By Sona Zeitlian

On Saturday August 22, AGBU Hye Geen presented a discussion on globalization and the challenges to Armenian women. The event took place at AGBU Vatche and Tamar Manoukian Center, in the presence of a capacity audience, curious about the cultural and social effects of a technological innovation of out time.

In her opening remarks, Sona Yacoubian, founder and chairperson of AGBU Hye Geen, acknowledged the inevitability of globalization prompting one generation to focus on preserving our distinctive language and identity, whereas a younger generation is engulfed in the rapid pace of technological development and of instant communication. In these circumstances, Armenian women face the challenges of globalization by seeking new tools to adjust to changes and in the meantime, steadfastly maintaining our cultural heritage.

The first speaker was Mary Terzian, who has served in the Foreign Service, is the award-winning author of a first novel and has newly published Politically Homeless, a five-year odyssey across three continents.

She referred to such aspects of globalization as speeded up telecommunications, reducing the significance of barriers between nations and, in a spirit of interdependence, the ease of transference of goods, services and ideas. As information and people travel across the world in a much shorter span of time, it affects economic growth, global competiveness, as well as the development of an essential infrastructure.

With its marked advantages, the speaker pointed out that “globalization will eventually impose a universal language to ease interaction between nations.” She also stressed the need to adjust to foreign cultures “without sacrificing our individuality,” or national identity.

Paying homage to the “implacable creative ability of Armenians” and “a stubborn determination to extract bread from stone,” Mary Terzian felt optimistic about the effects of globalization in the improvement of Armenia’s higher education, efficiency of institutions, and the expanding scope of internet technologies, hopefully leading to a balanced development of the state.

The second speaker was Nelly Titizian-Kazman, winner of the 2013 Administrator of the Year award at the University of La Verne. She is also an adjunct professor at the same institution, writing and lecturing on leadership, culture and gender issues in management, and power politics in organizations.

Nelly Kazman began by the adage that “the world is a global village,” then stressed the need to develop both personally and professionally to meet the challenges of a globalized world. In a lively presentation, she dealt with the different ages of women, focusing on the attributes and challenges of each age group.

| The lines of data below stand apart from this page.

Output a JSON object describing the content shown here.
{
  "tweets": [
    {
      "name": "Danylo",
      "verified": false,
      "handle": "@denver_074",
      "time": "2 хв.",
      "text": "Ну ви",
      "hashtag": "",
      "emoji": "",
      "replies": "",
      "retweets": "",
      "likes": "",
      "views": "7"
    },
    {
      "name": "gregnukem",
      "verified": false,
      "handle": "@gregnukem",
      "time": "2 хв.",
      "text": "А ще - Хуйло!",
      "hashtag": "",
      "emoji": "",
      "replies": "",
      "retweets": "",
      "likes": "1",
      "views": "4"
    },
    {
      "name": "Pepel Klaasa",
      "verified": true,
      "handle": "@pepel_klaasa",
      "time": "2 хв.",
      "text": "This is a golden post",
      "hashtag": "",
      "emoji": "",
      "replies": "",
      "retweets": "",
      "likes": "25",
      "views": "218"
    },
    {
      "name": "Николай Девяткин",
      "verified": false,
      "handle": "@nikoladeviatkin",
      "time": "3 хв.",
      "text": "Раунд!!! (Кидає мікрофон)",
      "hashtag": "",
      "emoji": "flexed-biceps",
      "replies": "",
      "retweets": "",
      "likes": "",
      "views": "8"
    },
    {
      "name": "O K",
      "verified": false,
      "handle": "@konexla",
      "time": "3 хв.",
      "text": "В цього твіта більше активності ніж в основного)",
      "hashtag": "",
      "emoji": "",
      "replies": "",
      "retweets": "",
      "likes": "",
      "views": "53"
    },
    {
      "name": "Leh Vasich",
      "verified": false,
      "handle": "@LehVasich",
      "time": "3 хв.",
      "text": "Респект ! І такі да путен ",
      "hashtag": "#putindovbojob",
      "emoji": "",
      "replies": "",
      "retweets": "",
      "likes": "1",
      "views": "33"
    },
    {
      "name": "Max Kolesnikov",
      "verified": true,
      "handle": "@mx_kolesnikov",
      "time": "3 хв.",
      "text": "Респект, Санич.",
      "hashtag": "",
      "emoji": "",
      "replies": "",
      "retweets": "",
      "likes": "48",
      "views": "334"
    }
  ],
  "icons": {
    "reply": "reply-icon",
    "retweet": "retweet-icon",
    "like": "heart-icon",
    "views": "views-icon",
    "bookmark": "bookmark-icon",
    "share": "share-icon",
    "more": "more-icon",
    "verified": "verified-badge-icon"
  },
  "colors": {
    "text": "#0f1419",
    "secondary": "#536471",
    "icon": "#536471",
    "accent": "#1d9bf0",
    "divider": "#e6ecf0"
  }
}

The Traditional Armenian woman has a strong sense of identity and is devoted to her family. She faces the challenge of managing today’s social and cultural diversity, and lacks the tools to adjust to the mainstream culture. The woman belonging to the Baby Boomer generation, is professionally skilled and “resilient to navigate the turbulence” between “the Middle Eastern and the Armenian identity.” She faces the challenge “to juggle her professional and home life” and feels the pressure “to preserve her Armenianness.” The Millenial Armenian woman is “career oriented and technology savvy.” Marriage and the needs of her family are no longer uppermost in her life. She faces the challenges of “managing her dual Armenian/American identity,” is keen on “meeting global standards” and is upwardly mobile by “communicating effectively.” Finally, today’s girls readily embrace change, resent parental or other types of control and seek “to speak with their voice and find their own truth.”

After two thoughtful and invigorating presentations, the concluding remarks were delivered by Prof. Osheen Keshishian, publisher/editor of the Armenian Observer newspaper. He welcomed the enrichment and expansion aspects of globalization but warned against economic corruption and loss of jobs due to automation. He also dwelt on the fading of our identity, endangered language or even commitment to our national Church. On the other hand, he stressed the importance of higher education for girls as key to the revival of national consciousness and as a means to conquer the challenges of modern times. Educated girls can also be resourceful in maintaining the family solidarity. On the other hand, having survived without the support of a state for centuries, Armenia needed to nurture our national identity and sense of national belonging.

The different speakers brought clarity to a complicated subject that has emerged within the last three decades. In this sense, AGBU Hye Geen was once again true to its mission of enlightening and empowering Armenian women, and ultimately promoting both national and civic consciousness.

As a tribute to that mission, Elena Semerdjian, the public relations coordinator of California Assemblyman Mike Gatto, presented a signed and sealed certificate of recognition, congratulating AGBU Hye Geen for “dedicated leadership to preserve and promote Armenian women and their history.”

By all accounts, AGBU Hye Geen’s August 22 event was a most fulfilling experience.